— Михаил Константинович, расскажите поподробнее о том, что послужило отправной точкой для изучения степени доверия людей власти.
— Подобные замеры мы делаем в ходе нашего социологического мониторинга, который обычно проходит два раза в год при поддержке Российского научного фонда. Мы изучаем массовое сознание россиян, ценностные ориентации общества, обращаясь к мнению 4 тысяч респондентов. Это не 1,5 тысячи, на которых обычно ссылаются другие центры. Наша обширная выборка позволяет серьезно заглянуть внутрь общественных процессов и понять их причинно-следственные связи, в том числе отношение широких слоев населения к наиболее острым проблемам общества: неравенству, бедности, кризису и т.п. Для нас это не просто опросы, а аналитические социологические исследования.

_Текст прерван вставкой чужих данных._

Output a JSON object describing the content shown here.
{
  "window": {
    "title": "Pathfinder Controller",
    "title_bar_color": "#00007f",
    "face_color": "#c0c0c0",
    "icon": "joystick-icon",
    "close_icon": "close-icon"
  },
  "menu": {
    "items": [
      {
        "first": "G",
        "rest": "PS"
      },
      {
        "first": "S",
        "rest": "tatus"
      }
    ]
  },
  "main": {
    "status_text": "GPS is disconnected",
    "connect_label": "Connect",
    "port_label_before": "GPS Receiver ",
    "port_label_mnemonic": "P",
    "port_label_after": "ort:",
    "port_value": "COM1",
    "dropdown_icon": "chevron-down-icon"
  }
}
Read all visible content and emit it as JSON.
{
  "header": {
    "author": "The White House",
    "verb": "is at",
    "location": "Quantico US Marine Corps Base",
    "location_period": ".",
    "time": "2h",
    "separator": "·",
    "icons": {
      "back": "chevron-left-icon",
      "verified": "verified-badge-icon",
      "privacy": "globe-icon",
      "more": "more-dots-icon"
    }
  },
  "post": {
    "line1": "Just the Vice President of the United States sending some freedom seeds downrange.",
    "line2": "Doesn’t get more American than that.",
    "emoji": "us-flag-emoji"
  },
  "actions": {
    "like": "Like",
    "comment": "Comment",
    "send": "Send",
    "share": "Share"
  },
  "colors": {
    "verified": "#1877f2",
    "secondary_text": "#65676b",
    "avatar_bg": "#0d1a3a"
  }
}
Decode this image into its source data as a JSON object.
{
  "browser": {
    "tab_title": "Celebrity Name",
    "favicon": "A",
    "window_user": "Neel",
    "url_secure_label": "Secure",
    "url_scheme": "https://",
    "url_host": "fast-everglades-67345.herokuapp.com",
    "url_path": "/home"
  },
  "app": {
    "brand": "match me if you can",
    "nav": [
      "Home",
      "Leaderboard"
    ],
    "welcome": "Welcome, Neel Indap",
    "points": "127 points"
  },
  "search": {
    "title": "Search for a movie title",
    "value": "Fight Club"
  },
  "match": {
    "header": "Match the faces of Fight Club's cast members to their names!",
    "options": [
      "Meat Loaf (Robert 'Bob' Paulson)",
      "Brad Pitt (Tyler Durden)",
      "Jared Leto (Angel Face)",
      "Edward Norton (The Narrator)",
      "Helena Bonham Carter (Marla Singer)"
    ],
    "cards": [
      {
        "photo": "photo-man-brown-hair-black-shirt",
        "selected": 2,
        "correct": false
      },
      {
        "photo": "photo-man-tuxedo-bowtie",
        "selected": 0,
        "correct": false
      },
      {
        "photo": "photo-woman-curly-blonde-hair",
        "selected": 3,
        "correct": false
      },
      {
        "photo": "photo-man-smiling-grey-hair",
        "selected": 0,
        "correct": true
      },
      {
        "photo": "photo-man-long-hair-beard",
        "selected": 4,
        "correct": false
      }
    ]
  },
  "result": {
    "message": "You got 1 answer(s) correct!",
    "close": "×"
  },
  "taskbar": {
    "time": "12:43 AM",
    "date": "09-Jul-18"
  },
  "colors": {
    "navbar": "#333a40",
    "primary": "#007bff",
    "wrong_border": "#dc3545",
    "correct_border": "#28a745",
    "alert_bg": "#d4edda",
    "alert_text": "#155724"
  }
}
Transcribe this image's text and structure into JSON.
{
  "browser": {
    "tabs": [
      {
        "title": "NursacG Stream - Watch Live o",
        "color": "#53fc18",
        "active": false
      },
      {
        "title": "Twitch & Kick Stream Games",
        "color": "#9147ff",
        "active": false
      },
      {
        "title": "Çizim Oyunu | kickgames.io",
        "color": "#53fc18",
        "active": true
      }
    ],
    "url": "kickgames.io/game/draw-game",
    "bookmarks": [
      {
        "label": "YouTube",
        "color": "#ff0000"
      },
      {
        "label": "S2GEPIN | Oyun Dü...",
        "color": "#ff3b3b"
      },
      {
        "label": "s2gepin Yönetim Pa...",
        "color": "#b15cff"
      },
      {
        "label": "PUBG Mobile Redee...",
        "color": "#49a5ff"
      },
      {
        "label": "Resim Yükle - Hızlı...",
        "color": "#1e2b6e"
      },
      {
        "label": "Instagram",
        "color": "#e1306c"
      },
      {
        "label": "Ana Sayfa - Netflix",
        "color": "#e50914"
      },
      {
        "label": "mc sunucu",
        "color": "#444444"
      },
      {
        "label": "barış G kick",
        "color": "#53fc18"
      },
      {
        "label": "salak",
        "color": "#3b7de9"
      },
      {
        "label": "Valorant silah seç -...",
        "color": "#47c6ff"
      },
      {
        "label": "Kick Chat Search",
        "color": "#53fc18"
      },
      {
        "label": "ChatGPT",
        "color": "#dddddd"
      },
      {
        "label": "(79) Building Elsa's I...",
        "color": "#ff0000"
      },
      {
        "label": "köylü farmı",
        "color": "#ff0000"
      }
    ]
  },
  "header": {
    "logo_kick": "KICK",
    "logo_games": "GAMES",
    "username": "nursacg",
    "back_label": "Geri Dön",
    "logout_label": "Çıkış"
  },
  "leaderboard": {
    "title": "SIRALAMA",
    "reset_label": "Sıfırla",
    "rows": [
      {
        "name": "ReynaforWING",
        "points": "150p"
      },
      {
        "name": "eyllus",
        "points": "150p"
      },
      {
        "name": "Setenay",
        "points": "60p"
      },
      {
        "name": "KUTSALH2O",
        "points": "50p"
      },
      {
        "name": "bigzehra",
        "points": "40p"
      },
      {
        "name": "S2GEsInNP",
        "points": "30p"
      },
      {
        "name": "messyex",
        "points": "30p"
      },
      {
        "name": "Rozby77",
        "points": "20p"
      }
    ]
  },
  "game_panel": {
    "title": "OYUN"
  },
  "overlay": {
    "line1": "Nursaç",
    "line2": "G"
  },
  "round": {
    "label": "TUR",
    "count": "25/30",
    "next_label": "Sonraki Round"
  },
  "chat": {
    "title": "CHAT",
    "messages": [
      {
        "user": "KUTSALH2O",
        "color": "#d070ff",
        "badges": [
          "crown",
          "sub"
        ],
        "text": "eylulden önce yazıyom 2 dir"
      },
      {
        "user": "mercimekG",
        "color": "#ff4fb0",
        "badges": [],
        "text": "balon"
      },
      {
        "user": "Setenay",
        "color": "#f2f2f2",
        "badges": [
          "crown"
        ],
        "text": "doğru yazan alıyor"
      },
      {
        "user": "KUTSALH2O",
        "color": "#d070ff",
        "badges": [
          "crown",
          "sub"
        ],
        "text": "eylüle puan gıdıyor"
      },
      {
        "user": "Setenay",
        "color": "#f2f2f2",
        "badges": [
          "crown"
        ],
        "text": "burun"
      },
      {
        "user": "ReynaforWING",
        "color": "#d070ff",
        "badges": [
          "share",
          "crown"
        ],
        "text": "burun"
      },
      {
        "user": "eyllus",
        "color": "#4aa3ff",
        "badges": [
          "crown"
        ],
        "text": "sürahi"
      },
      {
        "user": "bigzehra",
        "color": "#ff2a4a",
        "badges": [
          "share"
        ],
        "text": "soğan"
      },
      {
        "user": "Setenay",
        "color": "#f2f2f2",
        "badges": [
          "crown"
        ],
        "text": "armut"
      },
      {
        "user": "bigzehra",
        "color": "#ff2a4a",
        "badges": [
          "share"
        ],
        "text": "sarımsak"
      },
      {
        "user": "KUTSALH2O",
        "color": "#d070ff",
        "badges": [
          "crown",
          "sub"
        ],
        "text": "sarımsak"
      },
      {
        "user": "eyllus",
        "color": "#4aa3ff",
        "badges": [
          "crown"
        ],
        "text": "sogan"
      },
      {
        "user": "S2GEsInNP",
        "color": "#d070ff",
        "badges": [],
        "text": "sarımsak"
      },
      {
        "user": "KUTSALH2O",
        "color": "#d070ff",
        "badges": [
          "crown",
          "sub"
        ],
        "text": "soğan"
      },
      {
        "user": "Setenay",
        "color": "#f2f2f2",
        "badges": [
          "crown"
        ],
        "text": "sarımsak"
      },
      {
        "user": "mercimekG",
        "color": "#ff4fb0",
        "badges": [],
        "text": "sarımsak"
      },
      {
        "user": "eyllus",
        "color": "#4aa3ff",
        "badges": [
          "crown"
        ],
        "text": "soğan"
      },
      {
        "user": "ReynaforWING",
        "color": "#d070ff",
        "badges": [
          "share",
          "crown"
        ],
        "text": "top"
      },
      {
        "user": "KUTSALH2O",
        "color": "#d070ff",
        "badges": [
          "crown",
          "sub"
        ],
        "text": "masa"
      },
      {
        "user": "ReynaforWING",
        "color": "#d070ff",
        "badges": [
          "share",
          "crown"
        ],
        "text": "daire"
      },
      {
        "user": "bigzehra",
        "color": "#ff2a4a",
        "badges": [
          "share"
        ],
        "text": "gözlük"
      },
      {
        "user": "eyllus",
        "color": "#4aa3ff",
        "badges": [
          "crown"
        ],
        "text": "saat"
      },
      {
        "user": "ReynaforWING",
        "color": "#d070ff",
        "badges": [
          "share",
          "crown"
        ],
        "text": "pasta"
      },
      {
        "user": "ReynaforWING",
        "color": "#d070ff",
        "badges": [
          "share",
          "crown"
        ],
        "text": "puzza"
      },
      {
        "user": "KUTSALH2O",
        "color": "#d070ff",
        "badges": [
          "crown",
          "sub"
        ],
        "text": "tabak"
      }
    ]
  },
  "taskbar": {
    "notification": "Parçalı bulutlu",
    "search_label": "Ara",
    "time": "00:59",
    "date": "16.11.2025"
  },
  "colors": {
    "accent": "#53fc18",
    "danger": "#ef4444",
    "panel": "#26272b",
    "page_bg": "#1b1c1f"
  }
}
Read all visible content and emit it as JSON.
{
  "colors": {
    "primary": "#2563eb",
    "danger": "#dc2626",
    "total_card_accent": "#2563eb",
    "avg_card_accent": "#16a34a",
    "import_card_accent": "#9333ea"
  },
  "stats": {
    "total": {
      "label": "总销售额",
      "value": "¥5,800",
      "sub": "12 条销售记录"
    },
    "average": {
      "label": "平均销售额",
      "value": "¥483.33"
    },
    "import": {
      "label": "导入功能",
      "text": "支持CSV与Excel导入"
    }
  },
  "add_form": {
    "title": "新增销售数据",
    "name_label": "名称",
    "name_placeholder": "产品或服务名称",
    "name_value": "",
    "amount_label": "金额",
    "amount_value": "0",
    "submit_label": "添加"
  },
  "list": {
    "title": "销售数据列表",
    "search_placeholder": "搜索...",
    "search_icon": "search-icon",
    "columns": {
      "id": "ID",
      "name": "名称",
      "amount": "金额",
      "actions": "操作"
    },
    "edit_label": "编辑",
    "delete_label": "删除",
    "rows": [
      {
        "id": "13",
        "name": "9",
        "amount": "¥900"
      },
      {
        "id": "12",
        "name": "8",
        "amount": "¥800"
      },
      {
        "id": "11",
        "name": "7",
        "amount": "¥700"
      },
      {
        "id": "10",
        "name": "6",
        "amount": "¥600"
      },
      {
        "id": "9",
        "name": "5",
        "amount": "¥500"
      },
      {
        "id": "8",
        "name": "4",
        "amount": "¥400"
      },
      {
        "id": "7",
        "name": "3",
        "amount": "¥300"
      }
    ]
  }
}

Конечно, мы не могли не включить в мониторинг вопросы о доверии или недоверии общества к институтам власти. За последние 5–10 лет проблема доверия вышла на одно из первых мест среди вопросов, больше всего волнующих россиян. Она рядом с вопросами справедливости и социального неравенства, стоящими остро еще с 90-х годов. И это не случайно, ведь понятия справедливости и доверия тесно взаимосвязаны между собой.
— Кому же больше всего не доверяют наши граждане?
— Мы составили таблицу из 16 пунктов. На самой низшей ступени — политические партии (им доверяют только 15% опрошенных), ступеньками выше — Госдума РФ (21%), Совет Федерации (22%). Дальше вверх поднимаются пресса, суды, органы местного самоуправления и те, кто должен в первую очередь защищать интересы трудящихся, — профсоюзы. Хотя уровень доверия к ним — всего 26%. У нас уникальная форма бедности. Это бедность работающей части населения (я называю ее бедностью по-российски). Но это же нонсенс — человек не может быть бедным по определению, если он работает. Он же должен обеспечивать семью! И таких работающих бедняков у нас в стране — каждый третий, а профсоюзы вроде бы ни при чем.
— Если люди мало доверяют прессе и телевидению, которое, как я вижу, расположилось на восьмой ступеньке, что же остается?
— Мы спрашивали людей: «Какому каналу информации вы больше всего доверяете?» Знаете, что они в основном отвечают? «Более надежный источник для нас — родные, друзья, хорошие знакомые».
— А Интернет?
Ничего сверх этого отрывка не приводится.